Sunday, January 20, 2013

Do Psychopaths In Prison Become Newborn Christians?

A Reader asks:
"I would like to ask you something we know that a lot of killers and serial killers became newborn in prison my question is can psychopath or sociopath get interested in bible before committing crime? or he just does it in prison as an act? can he truly believe in whats written there?Thank you."
Psychopaths have their individual beliefs as all other people do. They differ not so much in the question about whether they believe in a god/religion, but more in that they tend to not care if they follow the scriptures and words of the god they believe to exist.

I myself believe there are many gods. Allah, Christ, Jahweh, Satan, or the many gods of various Pantheons, are all real in my understanding. But I don't adhere to any of their teachings even though I was brought up with the Christian faith, as most Westerners are.

Again: Basically the question of belief is one that only the individual person - psychopath or non-psychopath - can decide for themselves.

But I will say this: Most of those who become what you call 'newborn' (Born Again Christian) in prison - if they're psychopaths, anyway - generally don't do so because they suddenly have had a revelation and now believe in Christ when before they didn't, they're doing it because they hope it may influence heir case in a positive direction. You can't start believing in something like you press a button to open a program, it has to come from within and must start somewhere unrelated to mere self interest. So if you didn't believe in Christ before you killed or before you were caught and sentenced, there isn't much chance that you will believe afterwards.
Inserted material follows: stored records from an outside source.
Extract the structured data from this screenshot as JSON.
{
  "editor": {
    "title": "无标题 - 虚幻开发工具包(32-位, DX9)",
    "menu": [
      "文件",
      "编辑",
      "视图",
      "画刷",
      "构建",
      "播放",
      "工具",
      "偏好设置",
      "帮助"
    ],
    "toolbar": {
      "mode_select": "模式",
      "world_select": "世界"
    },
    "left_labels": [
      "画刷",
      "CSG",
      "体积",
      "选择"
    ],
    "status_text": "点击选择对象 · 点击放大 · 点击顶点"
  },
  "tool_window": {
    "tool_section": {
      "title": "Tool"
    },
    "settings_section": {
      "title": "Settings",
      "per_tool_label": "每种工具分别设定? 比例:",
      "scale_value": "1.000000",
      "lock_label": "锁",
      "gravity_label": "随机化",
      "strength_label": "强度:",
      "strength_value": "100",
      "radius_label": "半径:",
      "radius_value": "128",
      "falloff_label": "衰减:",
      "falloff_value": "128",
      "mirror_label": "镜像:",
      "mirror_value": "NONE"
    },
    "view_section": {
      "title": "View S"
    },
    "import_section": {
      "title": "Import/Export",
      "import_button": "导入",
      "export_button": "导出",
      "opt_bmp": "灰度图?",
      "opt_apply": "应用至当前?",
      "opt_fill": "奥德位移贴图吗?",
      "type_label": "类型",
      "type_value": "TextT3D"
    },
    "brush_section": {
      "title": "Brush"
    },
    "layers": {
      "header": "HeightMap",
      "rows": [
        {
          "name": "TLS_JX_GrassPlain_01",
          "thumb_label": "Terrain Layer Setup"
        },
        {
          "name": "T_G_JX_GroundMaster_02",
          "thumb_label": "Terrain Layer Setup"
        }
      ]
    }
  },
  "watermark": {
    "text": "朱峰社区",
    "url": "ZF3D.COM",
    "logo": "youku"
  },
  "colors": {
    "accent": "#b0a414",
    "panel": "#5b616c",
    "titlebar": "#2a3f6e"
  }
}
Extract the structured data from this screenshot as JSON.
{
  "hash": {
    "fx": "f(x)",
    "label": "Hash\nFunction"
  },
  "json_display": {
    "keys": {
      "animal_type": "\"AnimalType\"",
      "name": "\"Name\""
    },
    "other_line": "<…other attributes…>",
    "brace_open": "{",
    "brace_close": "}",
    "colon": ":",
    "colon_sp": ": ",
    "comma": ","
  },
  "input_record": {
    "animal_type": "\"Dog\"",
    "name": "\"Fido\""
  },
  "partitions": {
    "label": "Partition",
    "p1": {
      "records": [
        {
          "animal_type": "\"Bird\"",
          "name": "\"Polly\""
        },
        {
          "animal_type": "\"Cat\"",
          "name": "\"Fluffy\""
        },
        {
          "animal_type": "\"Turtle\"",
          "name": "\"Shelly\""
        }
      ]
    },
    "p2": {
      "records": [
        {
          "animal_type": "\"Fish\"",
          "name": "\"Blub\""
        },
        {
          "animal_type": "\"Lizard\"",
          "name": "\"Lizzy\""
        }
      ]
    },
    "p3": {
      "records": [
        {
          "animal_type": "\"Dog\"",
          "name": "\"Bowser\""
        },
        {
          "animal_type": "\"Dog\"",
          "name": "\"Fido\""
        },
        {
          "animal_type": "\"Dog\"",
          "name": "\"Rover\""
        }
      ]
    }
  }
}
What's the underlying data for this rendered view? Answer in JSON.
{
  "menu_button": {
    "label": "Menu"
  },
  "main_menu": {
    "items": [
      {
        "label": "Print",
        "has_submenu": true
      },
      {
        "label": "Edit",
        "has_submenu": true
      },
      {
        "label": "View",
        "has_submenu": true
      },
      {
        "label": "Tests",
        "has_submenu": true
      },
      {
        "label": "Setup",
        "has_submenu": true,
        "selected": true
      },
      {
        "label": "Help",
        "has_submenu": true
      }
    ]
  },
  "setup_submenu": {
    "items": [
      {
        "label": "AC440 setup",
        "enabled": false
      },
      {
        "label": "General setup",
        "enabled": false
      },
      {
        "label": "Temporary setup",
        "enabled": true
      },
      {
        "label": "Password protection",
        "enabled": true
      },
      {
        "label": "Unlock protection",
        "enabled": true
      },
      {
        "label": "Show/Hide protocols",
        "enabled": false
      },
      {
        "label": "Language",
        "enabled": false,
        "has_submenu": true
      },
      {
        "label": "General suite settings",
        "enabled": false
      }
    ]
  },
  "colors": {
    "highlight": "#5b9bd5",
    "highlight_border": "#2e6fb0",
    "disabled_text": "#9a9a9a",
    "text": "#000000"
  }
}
To your question about whether a psychopath would become interested in the bible before committing a crime, the answer is much the same. If he is already a believer, he might want to consult the bible before engaging in crime, especially something that is considered very serious by the Christian faith. But if he has no relationship with religion at all, there isn't much chance he would suddenly want to read the bible while preparing for a crime. Rather, he'd be interested in learning as much as he can about the crime and how to get away with it - unless he's acting on impulse or in a fit of anger, in which cases he won't be likely to think twice about what he's about to do.

4 comments:

Laura Potter said...

Hi,


I saw an interview with Ted Bundy, right before his execution. Assuming he's a psychopath, he played his role very well, it was almost 'touching'.
Although the largest part of his explanation is about pornography, he also involves the God-thing in the interview. I found his sentence
, in particular, quite ludicrous:
"I know people will accuse me of being self-serving, but through God’s help, I have been able to come to the point, much too late, where I can feel the hurt and the pain I am responsible for. Yes. Absolutely!"
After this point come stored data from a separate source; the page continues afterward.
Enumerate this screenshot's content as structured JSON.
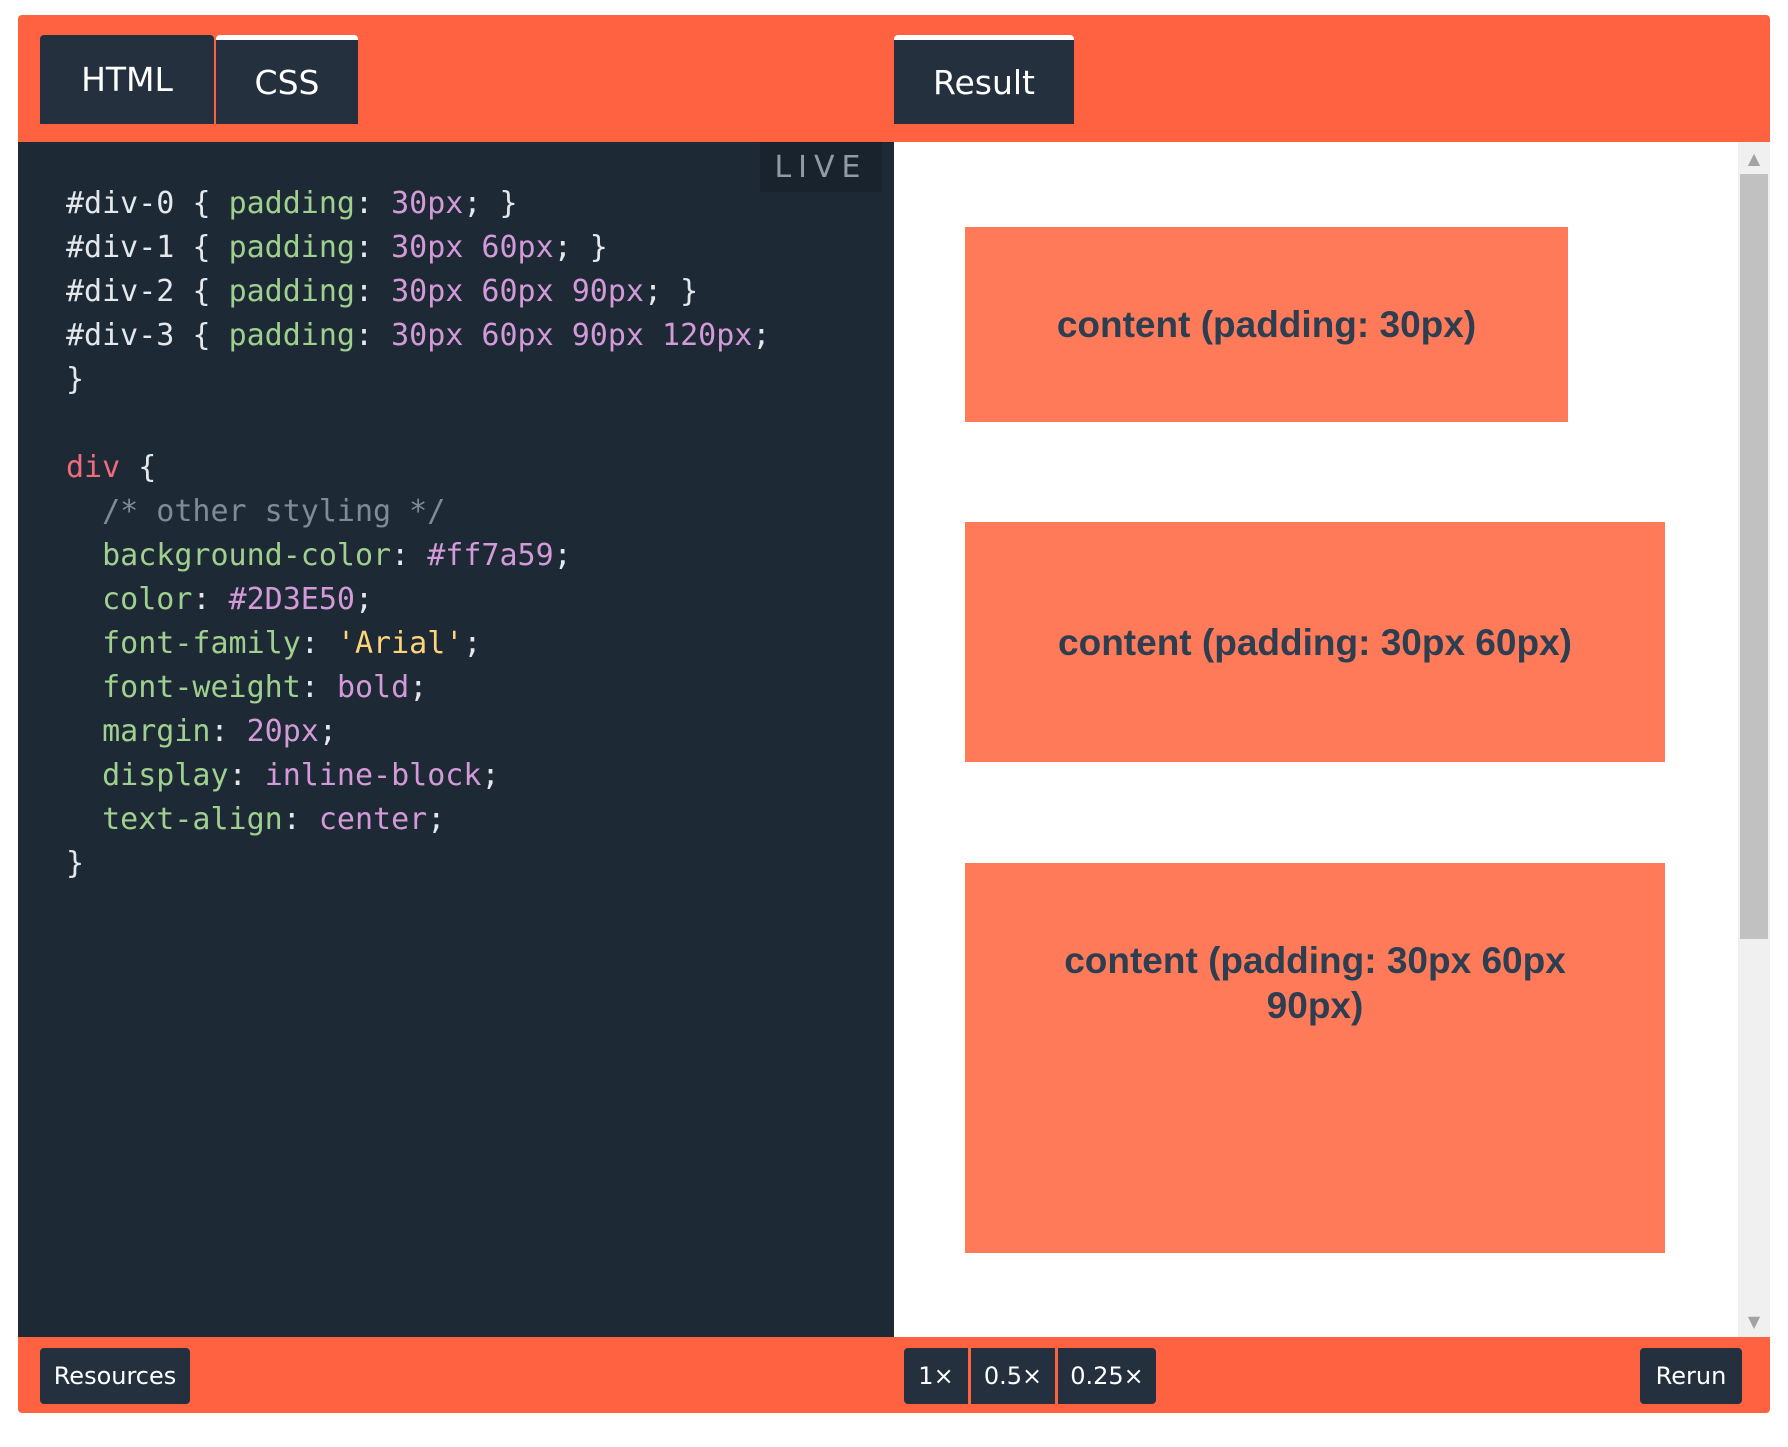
{
  "tabs": {
    "html": "HTML",
    "css": "CSS",
    "result": "Result"
  },
  "editor": {
    "live_badge": "LIVE",
    "lines": [
      [
        {
          "t": "#div-0 ",
          "c": "sel"
        },
        {
          "t": "{ ",
          "c": "punc"
        },
        {
          "t": "padding",
          "c": "prop"
        },
        {
          "t": ": ",
          "c": "punc"
        },
        {
          "t": "30px",
          "c": "val"
        },
        {
          "t": "; }",
          "c": "punc"
        }
      ],
      [
        {
          "t": "#div-1 ",
          "c": "sel"
        },
        {
          "t": "{ ",
          "c": "punc"
        },
        {
          "t": "padding",
          "c": "prop"
        },
        {
          "t": ": ",
          "c": "punc"
        },
        {
          "t": "30px 60px",
          "c": "val"
        },
        {
          "t": "; }",
          "c": "punc"
        }
      ],
      [
        {
          "t": "#div-2 ",
          "c": "sel"
        },
        {
          "t": "{ ",
          "c": "punc"
        },
        {
          "t": "padding",
          "c": "prop"
        },
        {
          "t": ": ",
          "c": "punc"
        },
        {
          "t": "30px 60px 90px",
          "c": "val"
        },
        {
          "t": "; }",
          "c": "punc"
        }
      ],
      [
        {
          "t": "#div-3 ",
          "c": "sel"
        },
        {
          "t": "{ ",
          "c": "punc"
        },
        {
          "t": "padding",
          "c": "prop"
        },
        {
          "t": ": ",
          "c": "punc"
        },
        {
          "t": "30px 60px 90px 120px",
          "c": "val"
        },
        {
          "t": ";",
          "c": "punc"
        }
      ],
      [
        {
          "t": "}",
          "c": "punc"
        }
      ],
      [],
      [
        {
          "t": "div",
          "c": "tag"
        },
        {
          "t": " {",
          "c": "punc"
        }
      ],
      [
        {
          "t": "  /* other styling */",
          "c": "com"
        }
      ],
      [
        {
          "t": "  background-color",
          "c": "prop"
        },
        {
          "t": ": ",
          "c": "punc"
        },
        {
          "t": "#ff7a59",
          "c": "val"
        },
        {
          "t": ";",
          "c": "punc"
        }
      ],
      [
        {
          "t": "  color",
          "c": "prop"
        },
        {
          "t": ": ",
          "c": "punc"
        },
        {
          "t": "#2D3E50",
          "c": "val"
        },
        {
          "t": ";",
          "c": "punc"
        }
      ],
      [
        {
          "t": "  font-family",
          "c": "prop"
        },
        {
          "t": ": ",
          "c": "punc"
        },
        {
          "t": "'Arial'",
          "c": "str"
        },
        {
          "t": ";",
          "c": "punc"
        }
      ],
      [
        {
          "t": "  font-weight",
          "c": "prop"
        },
        {
          "t": ": ",
          "c": "punc"
        },
        {
          "t": "bold",
          "c": "val"
        },
        {
          "t": ";",
          "c": "punc"
        }
      ],
      [
        {
          "t": "  margin",
          "c": "prop"
        },
        {
          "t": ": ",
          "c": "punc"
        },
        {
          "t": "20px",
          "c": "val"
        },
        {
          "t": ";",
          "c": "punc"
        }
      ],
      [
        {
          "t": "  display",
          "c": "prop"
        },
        {
          "t": ": ",
          "c": "punc"
        },
        {
          "t": "inline-block",
          "c": "val"
        },
        {
          "t": ";",
          "c": "punc"
        }
      ],
      [
        {
          "t": "  text-align",
          "c": "prop"
        },
        {
          "t": ": ",
          "c": "punc"
        },
        {
          "t": "center",
          "c": "val"
        },
        {
          "t": ";",
          "c": "punc"
        }
      ],
      [
        {
          "t": "}",
          "c": "punc"
        }
      ]
    ]
  },
  "result": {
    "boxes": [
      "content (padding: 30px)",
      "content (padding: 30px 60px)",
      "content (padding: 30px 60px 90px)"
    ]
  },
  "footer": {
    "resources": "Resources",
    "zoom_options": [
      "1×",
      "0.5×",
      "0.25×"
    ],
    "rerun": "Rerun"
  },
  "colors": {
    "frame": "#ff6240",
    "tab_bg": "#25303f",
    "editor_bg": "#1d2934",
    "box_bg": "#ff7a59",
    "box_text": "#2d3e50"
  },
  "icons": {
    "scroll_up": "triangle-up",
    "scroll_down": "triangle-down"
  }
}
But why does he act like feeling remorse and guilt?
He was executed the day after.
Did Ted like to play a game with the interviewer, even at the end of his life, leaving this man with a more 'plausible' explanation for his deeds? Is it that?

Anonymous said...

"I myself believe there are many gods. Allah, Christ, Jahweh, Satan, or the many gods of various Pantheons, are all real in my understanding."

Hello, Mr. P. Zhawq. To actively believe in even one God is irrational (because there is precisely zero evidence to support the existence of any), but to state a belief that "ALL [emphasis my own] are real" is the very height of irrationalism, good sir. Moreover, the contradictory nature of such a belief is VAST!

Anonymous said...

I have had this conversation with others like me, the common factor seems that we all see organised religion as a control mechanism. I find it difficult to fathem a true beliver as a psychopath. It will likely be a cause for an end.

Ettina said...

"I find it difficult to fathem a true beliver as a psychopath. It will likely be a cause for an end."

Depends how you define 'true believer', I guess.

I could easily imagine a psychopath believing that God exists, that after death a person will go to Heaven or Hell, etc. But their reaction to that belief is likely not going to be very typical, because they won't love God and they won't fear Hell. They may think of God as someone they could manipulate by prayer and confession (my psychopathic uncle said he planned on making a deathbed confession, so he could do whatever he liked and still go to heaven - but ironically he died suddenly and unexpectedly). Or they may simply not care very much, even though they believe.

Nowadays, I'm guessing many psychopaths don't believe in God, simply because belief in God is at an all-time low, and much of the appeal of religion doesn't apply to psychopaths. But in the Middle Ages in Europe, belief in God was pretty much universal, and I doubt psychopaths were an exception.